Enable and start httpd:
rcctl enable httpd
rcctl start httpd
6. Nextcloud
Allow the installation of Nextcloud:
# touch /var/www/nextcloud/config/CAN_INSTALL
Next, accessing https:///nextcloud
with a web browser allows finishing the installation. Having it setup, open /var/www/nextcloud/config/config.php
with your favorite text editor and append the following config:
'filelocking.enabled' => true,
'memcache.local' => '\OC\Memcache\Redis',
'memcache.locking' => '\OC\Memcache\Redis',
'redis' => array(
'host' => 'localhost',
'port' => 6379,
'timeout' => 0.0,
'password' => '', // Optional, if not defined no password will be used.
),
On OpenBSD, Nextcloud runs from a chroot. That only applies to php-fpm, the cli version of php runs outside that chroot.
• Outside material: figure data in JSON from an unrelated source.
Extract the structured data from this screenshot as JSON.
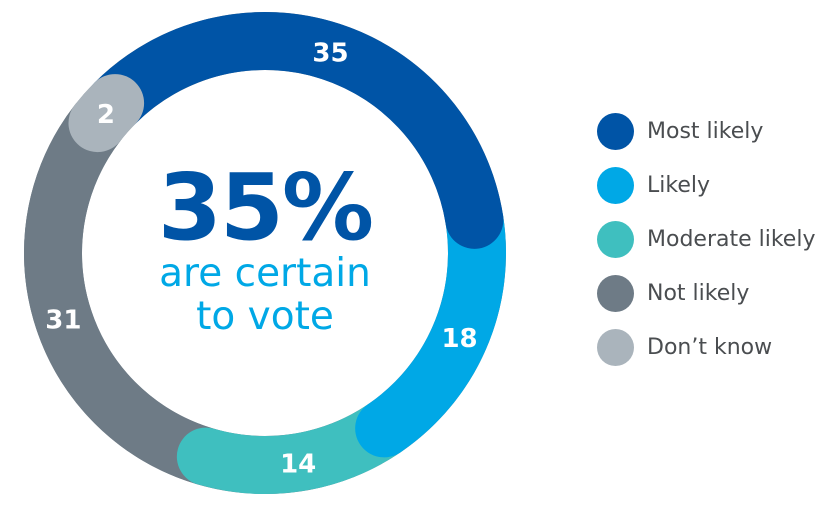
{
  "chart_data": {
    "type": "pie",
    "categories": [
      "Most likely",
      "Likely",
      "Moderate likely",
      "Not likely",
      "Don’t know"
    ],
    "values": [
      35,
      18,
      14,
      31,
      2
    ],
    "colors": [
      "#0054a6",
      "#00a8e6",
      "#3fbfbf",
      "#6e7b86",
      "#aab4bc"
    ],
    "center_text": {
      "big": "35%",
      "line1": "are certain",
      "line2": "to vote",
      "big_color": "#0054a6",
      "sub_color": "#00a8e6"
    },
    "legend_position": "right"
  }
}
So, a little adjustment needs to be made in order to prevent the cronjob from failing miserably:
# touch /var/www/nextcloud/config/custom.config.php
Throw the following lines in (where /data is the directory that holds your Nextcloud storage, within /var/www):
<?php
$CONFIG = array (
'datadirectory' => ((php_sapi_name() == 'cli') ? '/var/www' : '') . '/data',
);
And remove the datadirectory line from /var/www/nextcloud/config/config.php. This change prevents Nextcloud from overwriting this custom workaround.
7. Finishing up
Add the following cronjob for the www
user (crontab -u www -e
):
*/5 * * * * /usr/local/bin/php-7.3 -f /var/www/nextcloud/cron.php
Next, set the cronjob method from the default “AJAX” to cron in the settings.
8. Done
Now, you have a fully functional Nextcloud server on OpenBSD! Congratulations.